Jurijs Popkovs

Personal information
- Full name: Jurijs Popkovs
- Date of birth: 6 July 1961 (age 63)
- Place of birth: Kiev, Soviet Union (now Ukraine)
- Height: 1.80 m (5 ft 11 in)
- Position(s): Midfielder

Senior career*
- Years: Team / Apps / (Gls)
- 1979–1983: Dinamo Minsk / 1 / (0)
- 1984–1991: FK Daugava Rīga / 309 / (35)
- 1992: Kompar-Daugava / 22 / (6)
- 1993–1994: Visby IF Gute / 43 / (14)
- 1995–1996: Amstrig/Daugava Rīga / 23 / (5)

International career^{‡}
- 1992–1994: Latvia / 18 / (1)

Managerial career
- 1995–1997: Amstrig Rīga
- 1998–2000: Liepājas Metalurgs
- 2001–2002: PFK Daugava
- 2003–2006: FK Jūrmala
- 2008: FK Blāzma Rēzekne
- 2009: FK Tauras Tauragė
- 2011–2012: FK Jūrmala-VV
- 2012: FK Daugava Riga
- 2013: FK Spartaks Jūrmala

= Jurijs Popkovs =

Latvian footballer

Jurijs Popkovs (born 6 July 1961) is a Latvian football manager and former player. He last managed the Latvian Higher League club FK Spartaks Jūrmala.

==Playing career==
Jurijs Popkovs was born in Kiev, Ukraine. His first professional club was Dynamo Minsk which he joined in 1980. In four years which he stayed with Dynamo he made only one appearance in the Soviet Top League. In 1984 Popkovs joined FK Daugava Rīga which under the management of Jānis Skredelis was then on the up-rise. With Daugava Popkovs made 309 appearances until 1991 scoring 33 goals. He rarely missed a game for Daugava and together with Aleksandr Kanischev and Genādijs Šitiks he formed the strong midfield on the Daugava squad.
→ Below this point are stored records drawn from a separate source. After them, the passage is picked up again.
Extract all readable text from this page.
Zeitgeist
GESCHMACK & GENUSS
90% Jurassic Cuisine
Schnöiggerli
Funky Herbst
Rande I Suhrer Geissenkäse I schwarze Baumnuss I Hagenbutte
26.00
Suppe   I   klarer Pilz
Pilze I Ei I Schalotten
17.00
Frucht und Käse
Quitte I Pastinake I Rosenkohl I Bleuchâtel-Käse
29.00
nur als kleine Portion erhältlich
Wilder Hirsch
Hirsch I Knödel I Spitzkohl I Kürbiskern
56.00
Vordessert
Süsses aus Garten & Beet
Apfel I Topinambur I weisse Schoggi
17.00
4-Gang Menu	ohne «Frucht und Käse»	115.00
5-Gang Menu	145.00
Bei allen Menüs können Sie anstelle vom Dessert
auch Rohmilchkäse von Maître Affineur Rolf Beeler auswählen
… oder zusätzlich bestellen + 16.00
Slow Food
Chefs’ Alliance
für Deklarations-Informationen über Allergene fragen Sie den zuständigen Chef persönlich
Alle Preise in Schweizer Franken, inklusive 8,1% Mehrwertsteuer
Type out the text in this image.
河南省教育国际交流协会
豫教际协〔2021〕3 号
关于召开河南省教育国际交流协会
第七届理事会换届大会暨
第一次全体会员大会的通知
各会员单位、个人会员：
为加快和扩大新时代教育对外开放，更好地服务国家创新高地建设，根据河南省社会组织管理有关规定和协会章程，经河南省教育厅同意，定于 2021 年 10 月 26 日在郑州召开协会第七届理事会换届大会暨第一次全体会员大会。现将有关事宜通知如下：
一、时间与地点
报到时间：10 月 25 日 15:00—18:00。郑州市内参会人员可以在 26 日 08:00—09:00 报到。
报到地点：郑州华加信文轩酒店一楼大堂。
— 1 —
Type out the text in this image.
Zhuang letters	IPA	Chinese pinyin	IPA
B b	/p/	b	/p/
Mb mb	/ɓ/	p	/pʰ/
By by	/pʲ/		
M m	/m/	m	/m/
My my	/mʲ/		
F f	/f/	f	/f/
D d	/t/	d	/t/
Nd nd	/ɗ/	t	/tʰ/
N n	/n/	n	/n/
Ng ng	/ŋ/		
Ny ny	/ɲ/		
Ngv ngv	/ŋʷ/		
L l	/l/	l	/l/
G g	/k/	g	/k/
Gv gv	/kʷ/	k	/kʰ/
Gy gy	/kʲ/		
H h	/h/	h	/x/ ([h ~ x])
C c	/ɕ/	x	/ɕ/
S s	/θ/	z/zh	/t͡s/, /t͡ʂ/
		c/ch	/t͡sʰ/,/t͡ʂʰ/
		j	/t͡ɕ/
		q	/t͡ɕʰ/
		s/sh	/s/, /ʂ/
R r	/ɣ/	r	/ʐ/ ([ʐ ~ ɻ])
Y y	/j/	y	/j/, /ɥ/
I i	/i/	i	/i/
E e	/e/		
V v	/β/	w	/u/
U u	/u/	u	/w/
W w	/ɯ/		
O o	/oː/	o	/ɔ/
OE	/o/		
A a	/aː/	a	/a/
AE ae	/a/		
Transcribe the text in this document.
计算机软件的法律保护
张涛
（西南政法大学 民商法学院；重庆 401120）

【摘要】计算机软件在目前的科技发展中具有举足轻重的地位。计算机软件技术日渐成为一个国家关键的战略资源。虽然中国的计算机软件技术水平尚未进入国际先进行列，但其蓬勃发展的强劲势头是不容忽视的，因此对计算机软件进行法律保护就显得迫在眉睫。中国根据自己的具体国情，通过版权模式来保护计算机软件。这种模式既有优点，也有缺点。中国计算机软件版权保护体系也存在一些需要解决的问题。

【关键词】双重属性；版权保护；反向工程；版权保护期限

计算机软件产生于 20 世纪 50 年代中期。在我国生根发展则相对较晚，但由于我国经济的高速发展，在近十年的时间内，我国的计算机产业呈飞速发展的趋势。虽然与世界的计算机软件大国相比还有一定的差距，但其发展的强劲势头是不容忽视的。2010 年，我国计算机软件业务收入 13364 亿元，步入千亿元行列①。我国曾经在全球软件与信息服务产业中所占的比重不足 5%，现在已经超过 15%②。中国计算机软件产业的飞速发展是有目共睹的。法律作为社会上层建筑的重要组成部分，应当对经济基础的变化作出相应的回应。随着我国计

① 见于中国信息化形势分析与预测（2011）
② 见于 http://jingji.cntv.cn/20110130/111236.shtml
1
In 1993 transferred to Sweden where he joined Visby IF Gute where he played for 2 seasons, scoring 14 goals in 43 matches. During the 1995 Virslīga season for which Popkovs had started with Amstrig Rīga as a player he was offered to replace club's coach Georgijs Gusarenko.

Popkovs also played for Latvia national football team in early 1990s, making in total 18 appearances for Latvia.

==Coaching career==
Popkovs' first club as a manager was the one where he finished playing - Amstrig Riga (renamed to Daugava in 1996). In 1996 and 1997 Daugava finished second in the Latvian league behind Skonto FC, proving Popkovs as one of the best club managers in Latvia. In 1998 when Daugava was on the road to bankruptcy, Popkovs became head coach of Liepājas Metalurgs which he brought to second place in Virslīga in 1998 and 1999. In 2000 Popkovs was fired from Metalurgs as the club still couldn't stop the hegemony of Skonto in the Latvian league. In 2001, he took up PFK Daugava, a team with no big ambitions and little finance. Both the 2001 and 2002 seasons PFK Daugava finished fifth in the Latvian league, but after the 2002 the team dissolved.

In 2003 Popkovs took up the new and ambitious team FK Jūrmala with which he won the 1st Latvian league and earned a promotion for 2004 Virslīga. In 2004 Jūrmala proved itself as a tough team by finishing 5th in its debut year, just two points behind one of the league heavyweights - Dinaburg FC. However the team owners ambitions for the team to climb higher failed to materialize - in 2005 it finished 6th and in the middle of the 2006 season when Jūrmala was again struggling Popkovs was fired.

Popkovs sat without a club the entire 2007 season, but after the end of the season he was appointed head coach of FK Blāzma Rēzekne, Virslīga newcomers.

In July 2009, he moved to FK Tauras Tauragė in neighbouring Lithuania mid-way through A lyga season, but left the team in November just after the season ended.

In September 2011 he joined Jūrmala-VV in the Latvian Higher League. In March 2012 the team was renamed to Daugava Riga and he stayed in the manager's position. He left the club in December 2012, being replaced by Virginijus Liubšys.

In September 2013 Popkovs was appointed by the Latvian Higher League club FK Spartaks Jūrmala, as he replaced Aleksandrs Stradiņš, who had worked with the team since July 2013. Popkovs was replaced by Fabio Micarelli in December 2013.

Popkovs has also worked with Latvia national under-21 football team.